ㅡ Sabe no que acredito?

ㅡ Tenho curiosidade em saber.ㅡ fixou o olhar no dela enquanto aguardava ela apresentar seu ponto de vista.

ㅡ Eu acredito que o amor é sim real, mas precisa ser recíproco. No fim é um sentimento tão forte quanto qualquer outro, ódio, raiva, ou seja, é algo que consome o ser humano  se vivido de verdade.

Ele a encarou surpreso.

ㅡ Interessante seu ponto de vista. A propósito, já leu esse livro?

ㅡ Já sim, um livro bastante criticado pela igreja católica e pelos conservadores da época, achavam que poderia influenciar no comportamento e costumes daqueles que o consumiam.

ㅡ Ainda mais do público feminino.ㅡ ele disse em tom de crítica enquanto caminhava pela sala e ela o encarou confusa.

ㅡ Por que o público feminino especificamente?

ㅡ Foi a partir do século XIX que as mulheres passaram a integrar cada vez mais o público de leitores e  vocês são altamente influenciáveis, gostam de fantasiar as coisas e são vulneráveis.

ㅡ Bom não pode culpá-las. A vida das mulheres no século XIX não era fácil, passavam por humilhações, traições, violência doméstica... a leitura foi uma forma de fazê-las serem transportadas para novos mundos.

ㅡ E então o mundo real foi tomado pela ficção  ㅡ a encarou com um sorriso sedutor ㅡ a senhorita tem toda razão, é a mulher mais linda e inteligente que já tive a sorte de conhecer.

Ingrid o olhou de maneira surpresa por sua súbita mudança. Era fato, ele a confundia com suas constantes mudanças de humor e seu jogo de palavras, mas ao mesmo tempo um sorriso involuntário surgiu em seus lábios pelos elogios destinados à ela.

ㅡ Agora deixemos a literatura de lado e voltemos aos números. ㅡ Ele continuou.

Enquanto Ingrid voltava a atenção para os artigos que ele lhe trouxe, ele a encarava com um brilho obscuro no olhar.

Cinco meses...

Matthis fazia a contagem regressiva do tempo que faltava para alcançar seu intento. Em cinco meses Ingrid defenderia sua dissertação, na melhor das hipóteses seria aprovada, mas na mente possessiva e controladora de Matthis o vínculo entre eles não se quebraria, ao contrário, se fortaleceria. O norueguês tinha grandes planos para a brasileira, grandes planos.

Ao final da reunião Ingrid se dirigiu à saída e saiu porta afora, percebendo que a chuva estava mais forte do que quando chegou à instituição.

ㅡ Carona? ㅡ escutou a voz de Matthis atrás de si e o encarou. Ele parecia inabalável com sua postura altiva.

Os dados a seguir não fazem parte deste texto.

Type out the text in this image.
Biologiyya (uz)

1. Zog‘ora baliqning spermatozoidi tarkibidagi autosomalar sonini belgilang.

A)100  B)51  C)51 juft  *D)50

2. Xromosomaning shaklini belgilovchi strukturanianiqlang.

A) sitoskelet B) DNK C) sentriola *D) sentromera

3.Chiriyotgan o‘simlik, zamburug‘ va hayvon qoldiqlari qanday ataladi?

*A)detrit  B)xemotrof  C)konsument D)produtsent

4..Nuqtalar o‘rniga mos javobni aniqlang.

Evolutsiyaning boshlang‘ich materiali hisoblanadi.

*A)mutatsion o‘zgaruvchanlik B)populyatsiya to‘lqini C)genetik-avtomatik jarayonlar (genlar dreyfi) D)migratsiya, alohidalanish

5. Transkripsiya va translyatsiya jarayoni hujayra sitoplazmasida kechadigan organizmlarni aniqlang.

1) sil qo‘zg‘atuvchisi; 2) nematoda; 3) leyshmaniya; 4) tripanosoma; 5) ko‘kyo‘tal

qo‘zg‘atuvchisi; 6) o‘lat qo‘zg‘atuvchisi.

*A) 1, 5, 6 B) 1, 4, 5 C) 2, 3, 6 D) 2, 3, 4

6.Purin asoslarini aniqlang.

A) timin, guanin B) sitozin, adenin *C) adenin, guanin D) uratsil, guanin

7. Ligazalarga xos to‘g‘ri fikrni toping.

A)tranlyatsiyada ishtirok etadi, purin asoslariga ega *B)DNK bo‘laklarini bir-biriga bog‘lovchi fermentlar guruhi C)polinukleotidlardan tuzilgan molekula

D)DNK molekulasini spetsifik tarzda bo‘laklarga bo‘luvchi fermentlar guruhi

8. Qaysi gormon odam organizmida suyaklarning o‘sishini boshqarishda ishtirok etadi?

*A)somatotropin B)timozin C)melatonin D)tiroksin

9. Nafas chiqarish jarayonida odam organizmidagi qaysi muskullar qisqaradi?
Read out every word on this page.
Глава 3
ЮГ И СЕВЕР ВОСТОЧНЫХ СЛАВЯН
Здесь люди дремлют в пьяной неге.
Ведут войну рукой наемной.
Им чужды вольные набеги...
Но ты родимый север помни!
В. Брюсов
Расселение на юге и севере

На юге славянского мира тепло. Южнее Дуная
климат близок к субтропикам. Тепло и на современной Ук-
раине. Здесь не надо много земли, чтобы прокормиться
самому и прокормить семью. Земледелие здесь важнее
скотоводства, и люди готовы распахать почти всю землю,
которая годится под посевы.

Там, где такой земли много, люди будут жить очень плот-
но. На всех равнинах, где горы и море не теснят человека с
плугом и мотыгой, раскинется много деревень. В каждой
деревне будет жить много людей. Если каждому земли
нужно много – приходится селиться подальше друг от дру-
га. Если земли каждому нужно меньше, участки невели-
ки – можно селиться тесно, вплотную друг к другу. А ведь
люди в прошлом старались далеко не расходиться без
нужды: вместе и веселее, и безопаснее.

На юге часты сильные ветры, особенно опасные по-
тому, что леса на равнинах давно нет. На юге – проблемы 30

ㅡ Ahh... não, não é o seu caminho. ㅡ disse recordando-se que ele morava bem distante do seu apartamento. Não o faria sair de sua rota só para levá-la em casa.

ㅡ Essa chuva não vai passar tão cedo e não me custa nada, vamos lá. ㅡ insistiu.

Ingrid pensou um pouco.

ㅡ Tudo bem, eu aceito.

Caminharam até o carro de luxo dele e em instantes se encontravam em movimento pelas ruas, que se mantinham pouco movimentadas.

Um raio riscou o céu durante o temporal, porém Matthis prosseguiu dirigindo rumo ao apartamento dela sem se abalar.

ㅡ Não deveria andar sozinha por aí à noite, Ingrid, mas principalmente deveria tomar cuidado com suas companhias, sobretudo as masculinas. ㅡ a voz de Matthis quebrou o silêncio desconfortável que se instalou e ela o encarou confusa.

ㅡ O que quer dizer com isso?

Ele deu de ombros sem tirar os olhos da estrada.

ㅡ Nada, são apenas conselhos. ㅡ disse como quem não  queria nada e ela permaneceu o encarando sem entender aquela fala.

ㅡ Pode me explicar?

ㅡ Se você for esperta vai entender o que estou falando e vai seguir meu conselho. ㅡ a olhou rapidamente e desviou o olhar voltando para a direção. Ingrid pensou um pouco, mas nada lhe veio à cabeça, deu de ombros e esperou até ele chegar ao seu apartamento, o que não demorou muito.

ㅡ Obrigada pela carona. ㅡ ela agradeceu, recolhendo suas coisas e se preparando para deixar o carro.

ㅡ Não tem de quê. Ahh última coisa ㅡ expôs e o olhar dela se fixou no dele. Ele se aproximou lentamente sem desviar o olhar do dela, que sentiu-se corar pela primeira vez na vida. Ele se inclinou e ela não soube o que fazer, de repente escutou um click e percebeu que ele fez toda aquela ação apenas para destravar a porta do carro.

ㅡ Boa noite, Ingrid e não se esqueça do que te falei. ㅡ sussurrou em seu ouvido e aspirou seu cheiro.

Ela se afastou rapidamente e ele sorriu.

Deixou o carro e logo o visualizou sumir do seu campo de visão, a deixando confusa sobre o que aconteceu ali.